This morning I am having another fight with myself. The phrase I keep hearing in my head is said by a whiny, childish version of myself: “I don’t wannnnnnnaaaa.” I don’t wanna sit down and write today. I want a nice break! Don’t I deserve a break? I want one! I’ve earned one!
For a while, my habit was to write from Monday to Thursday, with Friday and weekends off. It hadn’t been very long that I’d committed to writing every day before I took a big break for all the wedding-related activities last week. Meaning that the Friday writing? It’s a little more up in the air, or so my resistance might think.
It feels like resistance can see that it has the biggest chance of winning with me on a Friday. And it’s true! Resistance definitely has the highest chance of convincing me not to write on a Friday, when I’m tired from the week and looking forward to the weekend. I was thisclose to rationalizing my way out of typing these words by affirming that I “need a break” OR deciding that writing every single day was “just too much” and I should go back to only four days a week.
Here’s the thing though: if I’m going to make the decision to reduce my commitment, it sure as hell is not going to happen right before I’m supposed to sit down and write. Talk about biased decisions! If I’m going to choose to change my writing practice in any way, that choice is going to be made at a time of day when I don’t have a writing practice hanging over my head, influencing me one way or another.
I think it’s important for us creatives to recognize where we have soft spots.

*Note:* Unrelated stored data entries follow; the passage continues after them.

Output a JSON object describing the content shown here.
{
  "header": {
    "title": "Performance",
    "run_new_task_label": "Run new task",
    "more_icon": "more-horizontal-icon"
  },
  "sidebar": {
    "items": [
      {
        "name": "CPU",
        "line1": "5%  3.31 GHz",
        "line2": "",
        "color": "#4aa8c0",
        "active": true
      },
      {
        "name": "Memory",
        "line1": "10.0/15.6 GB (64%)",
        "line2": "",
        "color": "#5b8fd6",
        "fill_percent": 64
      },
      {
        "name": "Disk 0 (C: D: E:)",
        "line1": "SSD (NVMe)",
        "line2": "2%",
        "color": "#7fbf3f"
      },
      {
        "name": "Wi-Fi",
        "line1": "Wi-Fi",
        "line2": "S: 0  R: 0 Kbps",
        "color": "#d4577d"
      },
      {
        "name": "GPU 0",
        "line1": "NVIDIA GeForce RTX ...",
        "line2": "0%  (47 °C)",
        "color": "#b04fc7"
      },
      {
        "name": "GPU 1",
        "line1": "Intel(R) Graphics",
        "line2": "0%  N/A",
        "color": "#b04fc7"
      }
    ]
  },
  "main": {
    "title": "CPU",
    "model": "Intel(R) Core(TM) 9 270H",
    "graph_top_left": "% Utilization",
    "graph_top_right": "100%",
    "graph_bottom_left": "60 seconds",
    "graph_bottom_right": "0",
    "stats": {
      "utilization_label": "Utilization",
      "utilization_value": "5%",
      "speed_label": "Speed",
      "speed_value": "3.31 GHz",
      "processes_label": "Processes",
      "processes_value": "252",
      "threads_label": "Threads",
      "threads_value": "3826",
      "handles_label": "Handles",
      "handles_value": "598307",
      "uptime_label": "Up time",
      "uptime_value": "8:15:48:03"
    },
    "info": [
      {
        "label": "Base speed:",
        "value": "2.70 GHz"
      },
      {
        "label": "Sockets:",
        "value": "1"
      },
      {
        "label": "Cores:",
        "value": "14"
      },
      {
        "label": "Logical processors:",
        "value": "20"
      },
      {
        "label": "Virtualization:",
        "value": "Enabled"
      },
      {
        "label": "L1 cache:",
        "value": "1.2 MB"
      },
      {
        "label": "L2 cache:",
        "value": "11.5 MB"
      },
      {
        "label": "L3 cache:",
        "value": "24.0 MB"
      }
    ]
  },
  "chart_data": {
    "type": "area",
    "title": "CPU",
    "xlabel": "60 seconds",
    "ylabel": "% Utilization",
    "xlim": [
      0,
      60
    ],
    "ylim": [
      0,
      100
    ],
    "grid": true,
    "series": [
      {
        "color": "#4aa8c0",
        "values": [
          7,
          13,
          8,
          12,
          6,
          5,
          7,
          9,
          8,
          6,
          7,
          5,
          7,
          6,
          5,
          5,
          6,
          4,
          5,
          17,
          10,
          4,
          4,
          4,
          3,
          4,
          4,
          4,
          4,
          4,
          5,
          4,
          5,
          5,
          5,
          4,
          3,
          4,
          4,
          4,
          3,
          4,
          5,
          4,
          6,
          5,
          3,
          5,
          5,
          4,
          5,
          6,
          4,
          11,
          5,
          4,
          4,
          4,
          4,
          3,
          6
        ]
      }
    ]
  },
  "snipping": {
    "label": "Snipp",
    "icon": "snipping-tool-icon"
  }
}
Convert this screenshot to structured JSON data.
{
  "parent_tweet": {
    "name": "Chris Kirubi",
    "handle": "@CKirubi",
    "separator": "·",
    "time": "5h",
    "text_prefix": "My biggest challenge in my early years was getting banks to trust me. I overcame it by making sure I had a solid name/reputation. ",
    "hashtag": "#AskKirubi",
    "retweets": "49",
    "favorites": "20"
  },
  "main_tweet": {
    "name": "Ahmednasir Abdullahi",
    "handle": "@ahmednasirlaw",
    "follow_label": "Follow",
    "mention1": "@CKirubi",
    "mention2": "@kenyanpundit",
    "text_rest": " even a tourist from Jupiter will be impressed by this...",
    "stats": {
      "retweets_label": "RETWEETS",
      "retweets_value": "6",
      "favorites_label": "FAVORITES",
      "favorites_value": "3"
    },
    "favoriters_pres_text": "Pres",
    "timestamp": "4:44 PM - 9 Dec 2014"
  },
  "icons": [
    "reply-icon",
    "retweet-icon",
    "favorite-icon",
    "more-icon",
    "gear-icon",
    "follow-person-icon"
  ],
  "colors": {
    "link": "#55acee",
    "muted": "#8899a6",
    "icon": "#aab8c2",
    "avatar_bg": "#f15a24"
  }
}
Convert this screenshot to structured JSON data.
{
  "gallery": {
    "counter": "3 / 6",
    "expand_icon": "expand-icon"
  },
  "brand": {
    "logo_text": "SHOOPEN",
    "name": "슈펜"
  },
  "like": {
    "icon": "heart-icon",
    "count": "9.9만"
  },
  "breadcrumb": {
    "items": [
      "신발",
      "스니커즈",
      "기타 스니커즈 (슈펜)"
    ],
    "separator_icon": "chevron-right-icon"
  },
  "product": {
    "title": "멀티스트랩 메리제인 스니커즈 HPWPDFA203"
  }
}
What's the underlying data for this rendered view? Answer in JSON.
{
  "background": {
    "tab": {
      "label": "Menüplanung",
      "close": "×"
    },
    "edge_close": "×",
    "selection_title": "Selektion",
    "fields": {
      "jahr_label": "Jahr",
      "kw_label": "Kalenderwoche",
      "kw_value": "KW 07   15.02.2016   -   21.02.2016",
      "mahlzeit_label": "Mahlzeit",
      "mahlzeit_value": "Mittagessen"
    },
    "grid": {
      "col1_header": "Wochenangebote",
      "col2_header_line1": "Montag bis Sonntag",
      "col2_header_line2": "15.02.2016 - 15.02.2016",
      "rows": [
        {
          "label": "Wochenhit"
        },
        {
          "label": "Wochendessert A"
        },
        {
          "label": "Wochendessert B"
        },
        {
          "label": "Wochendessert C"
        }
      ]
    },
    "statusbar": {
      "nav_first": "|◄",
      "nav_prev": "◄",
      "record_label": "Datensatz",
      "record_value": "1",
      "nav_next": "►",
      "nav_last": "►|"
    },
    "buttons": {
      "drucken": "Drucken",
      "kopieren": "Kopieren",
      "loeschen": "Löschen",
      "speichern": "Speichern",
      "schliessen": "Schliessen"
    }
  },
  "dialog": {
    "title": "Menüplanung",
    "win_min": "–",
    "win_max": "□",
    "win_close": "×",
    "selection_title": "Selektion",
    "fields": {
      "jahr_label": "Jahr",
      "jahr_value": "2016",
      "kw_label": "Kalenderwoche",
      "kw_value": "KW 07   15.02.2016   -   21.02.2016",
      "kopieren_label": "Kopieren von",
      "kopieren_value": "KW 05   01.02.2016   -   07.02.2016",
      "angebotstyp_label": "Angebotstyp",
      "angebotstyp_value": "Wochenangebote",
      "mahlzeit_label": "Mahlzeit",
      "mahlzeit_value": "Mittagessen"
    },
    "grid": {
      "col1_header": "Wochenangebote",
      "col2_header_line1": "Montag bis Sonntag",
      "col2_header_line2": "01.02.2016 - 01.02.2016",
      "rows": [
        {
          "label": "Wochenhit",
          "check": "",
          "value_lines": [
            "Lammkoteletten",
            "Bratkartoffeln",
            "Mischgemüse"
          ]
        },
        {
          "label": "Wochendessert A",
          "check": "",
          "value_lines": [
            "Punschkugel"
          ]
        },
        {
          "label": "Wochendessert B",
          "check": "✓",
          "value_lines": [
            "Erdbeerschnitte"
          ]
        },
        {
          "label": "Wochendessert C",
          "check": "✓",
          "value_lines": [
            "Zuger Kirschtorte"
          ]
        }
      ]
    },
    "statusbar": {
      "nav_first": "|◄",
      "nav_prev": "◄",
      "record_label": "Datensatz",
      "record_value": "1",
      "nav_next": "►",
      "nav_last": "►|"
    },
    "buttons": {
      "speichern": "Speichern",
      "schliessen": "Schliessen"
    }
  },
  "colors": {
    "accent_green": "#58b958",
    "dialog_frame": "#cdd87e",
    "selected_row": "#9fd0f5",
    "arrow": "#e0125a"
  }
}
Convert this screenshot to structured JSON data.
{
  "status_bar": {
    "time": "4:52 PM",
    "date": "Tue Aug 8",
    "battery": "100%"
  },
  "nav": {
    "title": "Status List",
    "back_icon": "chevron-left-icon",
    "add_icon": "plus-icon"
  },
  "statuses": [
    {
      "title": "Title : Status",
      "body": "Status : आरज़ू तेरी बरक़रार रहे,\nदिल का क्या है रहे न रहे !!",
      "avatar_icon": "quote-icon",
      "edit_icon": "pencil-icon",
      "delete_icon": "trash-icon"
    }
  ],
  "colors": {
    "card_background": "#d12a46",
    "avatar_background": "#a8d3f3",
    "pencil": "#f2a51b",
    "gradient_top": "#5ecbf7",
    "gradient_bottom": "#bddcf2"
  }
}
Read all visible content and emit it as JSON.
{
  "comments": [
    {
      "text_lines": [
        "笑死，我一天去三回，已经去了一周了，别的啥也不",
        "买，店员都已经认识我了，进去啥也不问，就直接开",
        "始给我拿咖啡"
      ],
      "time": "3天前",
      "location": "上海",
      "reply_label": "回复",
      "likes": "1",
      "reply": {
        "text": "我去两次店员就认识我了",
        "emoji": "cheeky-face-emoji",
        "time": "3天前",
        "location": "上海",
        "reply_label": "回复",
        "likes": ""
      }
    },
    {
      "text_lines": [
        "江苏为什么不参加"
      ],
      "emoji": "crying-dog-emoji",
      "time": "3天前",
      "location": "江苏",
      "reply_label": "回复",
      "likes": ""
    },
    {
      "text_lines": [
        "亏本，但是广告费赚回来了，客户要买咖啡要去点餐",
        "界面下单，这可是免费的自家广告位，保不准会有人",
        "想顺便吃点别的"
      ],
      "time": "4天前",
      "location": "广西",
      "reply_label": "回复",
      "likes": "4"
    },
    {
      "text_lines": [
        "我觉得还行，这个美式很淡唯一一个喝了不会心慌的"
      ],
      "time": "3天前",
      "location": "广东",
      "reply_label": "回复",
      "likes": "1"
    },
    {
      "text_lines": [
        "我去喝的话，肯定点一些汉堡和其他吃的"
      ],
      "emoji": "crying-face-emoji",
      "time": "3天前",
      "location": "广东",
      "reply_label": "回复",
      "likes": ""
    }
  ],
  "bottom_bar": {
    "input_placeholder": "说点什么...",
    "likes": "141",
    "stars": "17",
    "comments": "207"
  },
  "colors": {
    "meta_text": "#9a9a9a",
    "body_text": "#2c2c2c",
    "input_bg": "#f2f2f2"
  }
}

Where and when are we more vulnerable to our self-destructive tendencies like procrastination, making excuses, laziness, etc. Clearly, one of mine is Friday mornings. Now that I know that, I can armour up against the inevitable inner dialogue that will attempt to convince me to treat myself more than I actually want or need to be treated.
This doesn’t mean never loosening up or adjusting your commitments to yourself. It just means doing so at times when you have less of a stake in “getting out of something” that you’d previously decided would be helpful or healthy for you. Have your own number. Protect your vulnerable spots from yourself, and from resistance.